The 1976 drought allowed cropmarks to be photographed which outlined the foundations of the lost church. These revealed two, otherwise unknown, phases of building. The first one involved a single nave with an apsidal chancel and a round tower, resembling the 12th century church at Hales. Later in the Middle Ages, the chancel was substantially extended to form a three-bay square-ended and buttressed structure as wide as the nave. The latter was extended to the west over the demolished round tower, and a new square tower was built. A south porch was provided.

The archaeological investigation in 1822 traced a nave wall for 90 feet (27 metres), and the west wall for 30 feet (9 metres). Also traced were the foundations of a square west tower, with diagonal corner buttresses. An area of black and yellow floor tiling, laid in a zig-zag pattern "similar to those used in Martham church, only smaller" was uncovered.

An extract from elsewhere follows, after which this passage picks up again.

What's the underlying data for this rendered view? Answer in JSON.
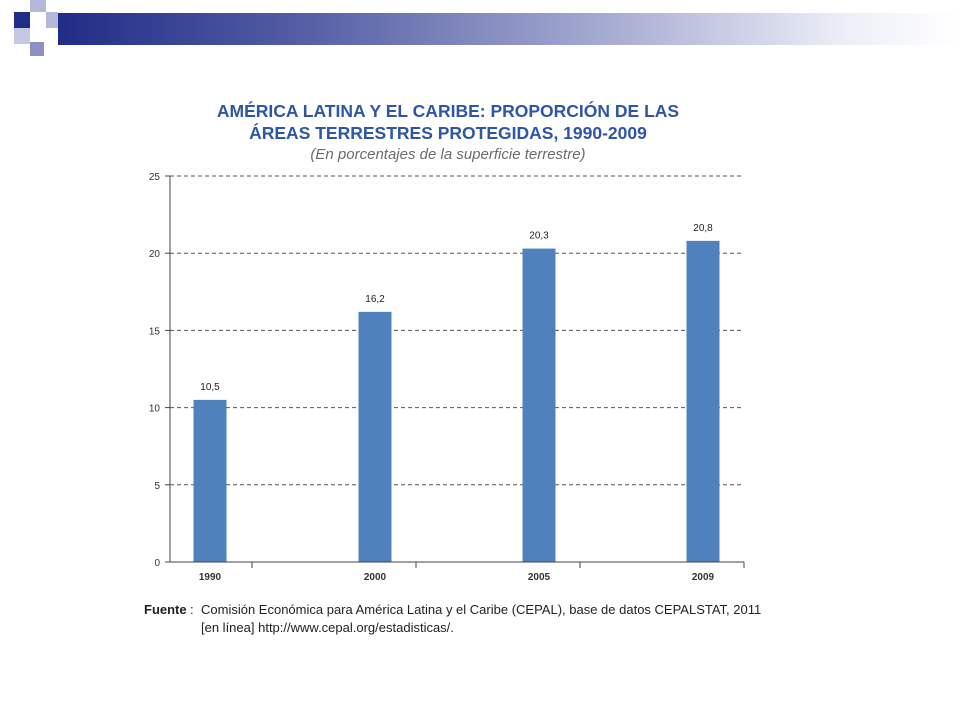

The Norfolk antiquarian Francis Blomefield visited in about 1740 when the church was still standing, and left a brief description which did not include architectural details. He mentioned three grave-slabs and two tombs in the chancel, another grave-slab apparently in the nave, and the font. The font had a carved escutcheon displaying an orle and martlets.

==Windmills==
There are two windmills in Ashby with Oby.

Clippesby Windmill is a drainage mill in Ashby. It was converted to a basic weekend retreat in 1958, retaining most of its machinery.

Wiseman's mill is a drainage mill in Oby, which was also a sawmill. Built in 1753, it worked until 1933. The mill has been conserved.